Pate
Common name: Seven-finger
Botanical name: Schefflera digitata
The pate is a small spreading tree that grows up to 8 metres tall and just as wide. It grows throughout the North, South and Stewart Islands from sea level to 1200m. It usually occurs in damp parts of the forest and along stream banks. It can also be found as a smaller shrub growing along shady roadsides through the bush. The pate is partially deciduous: the colder the location, the greater the proportion of leaves that the tree will shed in winter. It also tends to shed leaves when stressed by drought conditions.
A typical pate in CO's garden

Leaves
The leaves are large and compound , consisting of from 3 to 9 lobes and at a casual glance can be easily confused with the leaves of the five-finger (puahou), which is #20 in this series of caches and is sited along the same track. However, the pate leaves are much thinner and soft to touch, quite unlike the thicker, glossy and robust puahou leaves. The leaf margins are also closely serrated, whereas on the puahou they are coarsely serrated, about one ‘tooth’ per cm, whereas pate is more like 1 ‘tooth’ per mm.
A pate leaf

The leaves can become pockmarked with large bumps on the top surface (and pits beneath) caused by sap-sucking insects, which secrete honeydew that coats the ground and any plants beneath the tree and often the surface of its lower leaves as well. An unsightly black sooty mould grows on the honeydew and disfigures what could otherwise be an attractive tree. This problem has become so bad in our garden that I have been cutting out a lot of mature pate trees as they have become so unsightly.
A pockmarked leaf

Flowers and fruit
Flowers are small (around 7 mms across) and greenish, but are carried on a large drooping inflorescence in spring, which can be over 30 cms across.
[flower photos to follow - not in flower at time of publication]
They are followed by green drupes that ripen over several months to dark violet. Native birds feed on these in the winter.
Unripe fruits

Ripening fruits

Bark
Young trees have grey slightly knobbly bark. On older trees (such as that in the photo) the bark can become quite discoloured and, due to its preference for growing in damp places, can be covered in patches of pale grey lichen and green moss.
Bark of a mature tree (in CO’s garden)

The pate at GZ
The tree at GZ is a small pate and I am happy to say doesn't seem to be afflicted by the same insect as infests our trees at home.
This is what you seek

The cache
The cache is a 400 ml plastic container.

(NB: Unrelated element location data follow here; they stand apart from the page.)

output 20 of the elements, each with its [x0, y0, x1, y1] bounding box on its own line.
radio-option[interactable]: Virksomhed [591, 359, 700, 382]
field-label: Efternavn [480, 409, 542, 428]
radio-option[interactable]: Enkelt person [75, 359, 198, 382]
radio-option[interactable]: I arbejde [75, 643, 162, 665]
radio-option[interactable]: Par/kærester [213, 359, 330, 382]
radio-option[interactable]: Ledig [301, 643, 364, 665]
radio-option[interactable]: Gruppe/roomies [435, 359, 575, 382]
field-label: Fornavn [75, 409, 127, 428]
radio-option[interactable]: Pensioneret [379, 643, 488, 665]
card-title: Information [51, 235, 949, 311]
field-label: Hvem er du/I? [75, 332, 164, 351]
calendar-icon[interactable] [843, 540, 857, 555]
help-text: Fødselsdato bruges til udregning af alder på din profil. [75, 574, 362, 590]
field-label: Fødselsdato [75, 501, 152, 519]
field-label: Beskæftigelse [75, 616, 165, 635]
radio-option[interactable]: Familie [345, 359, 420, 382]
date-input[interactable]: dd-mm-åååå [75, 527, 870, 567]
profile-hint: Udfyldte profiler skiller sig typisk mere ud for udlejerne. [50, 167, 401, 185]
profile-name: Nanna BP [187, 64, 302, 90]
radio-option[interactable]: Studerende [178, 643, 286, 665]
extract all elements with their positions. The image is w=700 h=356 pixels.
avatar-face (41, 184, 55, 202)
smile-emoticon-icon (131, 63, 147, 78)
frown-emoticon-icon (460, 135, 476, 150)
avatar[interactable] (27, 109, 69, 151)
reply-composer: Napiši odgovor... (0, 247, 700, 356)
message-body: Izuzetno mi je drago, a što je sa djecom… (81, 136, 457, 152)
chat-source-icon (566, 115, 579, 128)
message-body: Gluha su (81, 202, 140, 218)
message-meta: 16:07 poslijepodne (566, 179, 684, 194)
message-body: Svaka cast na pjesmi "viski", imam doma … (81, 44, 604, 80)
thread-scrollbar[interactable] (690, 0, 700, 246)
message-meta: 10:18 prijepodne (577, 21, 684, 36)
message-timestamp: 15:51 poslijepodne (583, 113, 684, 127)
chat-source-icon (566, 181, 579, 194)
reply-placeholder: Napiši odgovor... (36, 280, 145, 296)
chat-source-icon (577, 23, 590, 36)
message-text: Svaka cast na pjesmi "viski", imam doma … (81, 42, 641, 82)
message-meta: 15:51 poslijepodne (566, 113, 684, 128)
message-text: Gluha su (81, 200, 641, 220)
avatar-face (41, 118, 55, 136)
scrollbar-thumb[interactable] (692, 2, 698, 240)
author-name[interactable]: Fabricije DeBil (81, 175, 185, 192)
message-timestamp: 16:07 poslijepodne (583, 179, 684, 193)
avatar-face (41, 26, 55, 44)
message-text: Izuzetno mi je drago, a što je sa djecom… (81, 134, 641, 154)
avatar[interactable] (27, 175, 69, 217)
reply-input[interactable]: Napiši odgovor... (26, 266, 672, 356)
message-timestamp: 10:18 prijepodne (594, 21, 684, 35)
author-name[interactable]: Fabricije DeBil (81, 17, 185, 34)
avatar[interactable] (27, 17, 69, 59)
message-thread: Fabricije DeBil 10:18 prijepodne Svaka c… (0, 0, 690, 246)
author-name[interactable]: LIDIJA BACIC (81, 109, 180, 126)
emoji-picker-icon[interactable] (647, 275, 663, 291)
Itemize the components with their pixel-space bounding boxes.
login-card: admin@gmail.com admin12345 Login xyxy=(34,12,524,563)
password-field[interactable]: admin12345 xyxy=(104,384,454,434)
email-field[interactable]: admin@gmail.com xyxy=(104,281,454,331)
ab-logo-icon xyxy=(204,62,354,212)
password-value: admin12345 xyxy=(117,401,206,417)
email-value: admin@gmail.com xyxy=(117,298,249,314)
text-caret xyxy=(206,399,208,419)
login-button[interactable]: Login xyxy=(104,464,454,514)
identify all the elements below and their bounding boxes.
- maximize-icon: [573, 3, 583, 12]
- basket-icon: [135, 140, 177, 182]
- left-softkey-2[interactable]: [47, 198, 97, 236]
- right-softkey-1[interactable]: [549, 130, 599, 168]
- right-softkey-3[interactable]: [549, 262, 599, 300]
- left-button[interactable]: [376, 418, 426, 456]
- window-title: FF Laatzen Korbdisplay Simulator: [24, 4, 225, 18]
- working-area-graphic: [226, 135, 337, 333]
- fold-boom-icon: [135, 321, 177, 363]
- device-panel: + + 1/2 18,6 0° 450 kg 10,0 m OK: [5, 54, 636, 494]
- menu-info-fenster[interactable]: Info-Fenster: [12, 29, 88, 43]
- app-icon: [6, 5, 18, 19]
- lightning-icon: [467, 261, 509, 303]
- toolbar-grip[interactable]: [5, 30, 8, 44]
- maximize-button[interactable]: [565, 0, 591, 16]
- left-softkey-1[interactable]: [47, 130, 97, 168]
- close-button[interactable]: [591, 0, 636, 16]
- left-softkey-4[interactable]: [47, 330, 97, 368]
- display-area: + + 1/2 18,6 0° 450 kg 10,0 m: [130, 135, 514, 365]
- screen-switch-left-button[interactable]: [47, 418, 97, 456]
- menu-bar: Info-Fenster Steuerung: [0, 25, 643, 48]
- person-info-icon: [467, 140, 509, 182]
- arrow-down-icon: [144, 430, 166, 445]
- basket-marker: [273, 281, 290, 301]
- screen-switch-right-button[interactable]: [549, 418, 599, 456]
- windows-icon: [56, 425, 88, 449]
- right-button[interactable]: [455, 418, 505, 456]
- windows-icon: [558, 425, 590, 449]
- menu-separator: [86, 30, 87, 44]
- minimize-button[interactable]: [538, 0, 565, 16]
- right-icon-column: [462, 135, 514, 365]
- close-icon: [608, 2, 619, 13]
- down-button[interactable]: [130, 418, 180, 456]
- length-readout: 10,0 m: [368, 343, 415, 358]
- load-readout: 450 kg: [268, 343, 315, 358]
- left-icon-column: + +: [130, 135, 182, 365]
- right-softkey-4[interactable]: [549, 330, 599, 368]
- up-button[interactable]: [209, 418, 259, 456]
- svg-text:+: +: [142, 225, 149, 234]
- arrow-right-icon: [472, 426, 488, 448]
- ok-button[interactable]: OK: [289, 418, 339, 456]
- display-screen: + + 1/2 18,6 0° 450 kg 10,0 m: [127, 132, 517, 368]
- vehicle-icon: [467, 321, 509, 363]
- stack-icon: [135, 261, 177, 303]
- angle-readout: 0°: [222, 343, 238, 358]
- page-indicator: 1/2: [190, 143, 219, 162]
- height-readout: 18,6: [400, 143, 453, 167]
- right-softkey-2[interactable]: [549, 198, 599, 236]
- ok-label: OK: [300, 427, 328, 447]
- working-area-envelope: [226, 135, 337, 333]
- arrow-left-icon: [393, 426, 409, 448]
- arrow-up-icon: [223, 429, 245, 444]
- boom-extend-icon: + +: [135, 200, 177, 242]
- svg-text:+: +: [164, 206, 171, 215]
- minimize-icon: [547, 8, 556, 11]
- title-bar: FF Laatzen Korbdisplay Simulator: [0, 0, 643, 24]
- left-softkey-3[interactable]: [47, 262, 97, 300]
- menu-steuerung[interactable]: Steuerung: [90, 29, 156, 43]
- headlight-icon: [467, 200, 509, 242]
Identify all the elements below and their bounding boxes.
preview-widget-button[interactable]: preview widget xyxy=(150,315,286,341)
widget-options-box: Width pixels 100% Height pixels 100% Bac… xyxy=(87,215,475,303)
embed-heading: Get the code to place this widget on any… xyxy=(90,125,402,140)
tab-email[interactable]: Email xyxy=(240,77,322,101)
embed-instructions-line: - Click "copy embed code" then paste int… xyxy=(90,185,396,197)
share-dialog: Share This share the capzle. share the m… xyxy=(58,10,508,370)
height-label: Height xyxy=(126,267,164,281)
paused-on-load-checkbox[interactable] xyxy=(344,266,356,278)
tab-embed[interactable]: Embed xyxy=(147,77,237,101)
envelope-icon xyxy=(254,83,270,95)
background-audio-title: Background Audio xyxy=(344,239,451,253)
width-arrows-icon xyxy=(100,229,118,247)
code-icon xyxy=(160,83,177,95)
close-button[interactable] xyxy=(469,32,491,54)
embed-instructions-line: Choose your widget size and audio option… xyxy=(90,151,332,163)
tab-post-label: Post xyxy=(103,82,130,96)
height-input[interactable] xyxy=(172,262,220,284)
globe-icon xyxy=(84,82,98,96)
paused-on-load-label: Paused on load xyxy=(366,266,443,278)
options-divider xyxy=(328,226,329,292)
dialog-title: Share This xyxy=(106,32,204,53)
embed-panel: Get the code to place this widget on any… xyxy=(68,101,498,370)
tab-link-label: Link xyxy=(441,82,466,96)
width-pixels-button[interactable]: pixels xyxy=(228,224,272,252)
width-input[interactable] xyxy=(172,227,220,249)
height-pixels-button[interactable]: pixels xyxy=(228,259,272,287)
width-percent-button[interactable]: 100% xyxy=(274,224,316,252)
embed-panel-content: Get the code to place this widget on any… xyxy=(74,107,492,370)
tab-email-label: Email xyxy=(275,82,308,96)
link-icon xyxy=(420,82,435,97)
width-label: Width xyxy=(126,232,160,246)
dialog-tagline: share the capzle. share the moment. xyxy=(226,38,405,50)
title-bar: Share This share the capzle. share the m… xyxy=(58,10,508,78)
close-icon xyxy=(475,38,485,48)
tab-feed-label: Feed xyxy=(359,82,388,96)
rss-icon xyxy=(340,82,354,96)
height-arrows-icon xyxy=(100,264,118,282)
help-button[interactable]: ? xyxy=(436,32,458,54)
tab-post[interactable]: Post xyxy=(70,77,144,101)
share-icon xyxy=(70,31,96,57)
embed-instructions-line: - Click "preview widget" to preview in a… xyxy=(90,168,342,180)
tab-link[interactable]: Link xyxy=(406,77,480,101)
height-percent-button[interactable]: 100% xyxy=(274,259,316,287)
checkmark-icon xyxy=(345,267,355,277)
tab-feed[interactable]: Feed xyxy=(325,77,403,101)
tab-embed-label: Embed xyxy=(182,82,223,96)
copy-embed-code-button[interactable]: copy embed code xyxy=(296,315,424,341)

There is room for small TBs and Geocoins inside the cache. At time of placement it contained a waterproof log book and a pencil. If you are unable to sign the log for any reason please make sure you accompany your online log with a photograph of the cache log to prove you did acually visit it. Failure to prove you found the cache will result in me deleting your online log entry when I check the cache log against the online entries.
Getting to the cache requires care to avoid falling down the steep slope and this is not one for young children to try to retrieve. Please replace the cache as and where found so that it cannot be noticed by the many walkers, cyclists and horse riders who use this track. Cyclists in particular can appear rapidly along this section of track at any time over weekends and public holidays, so some stealth is required.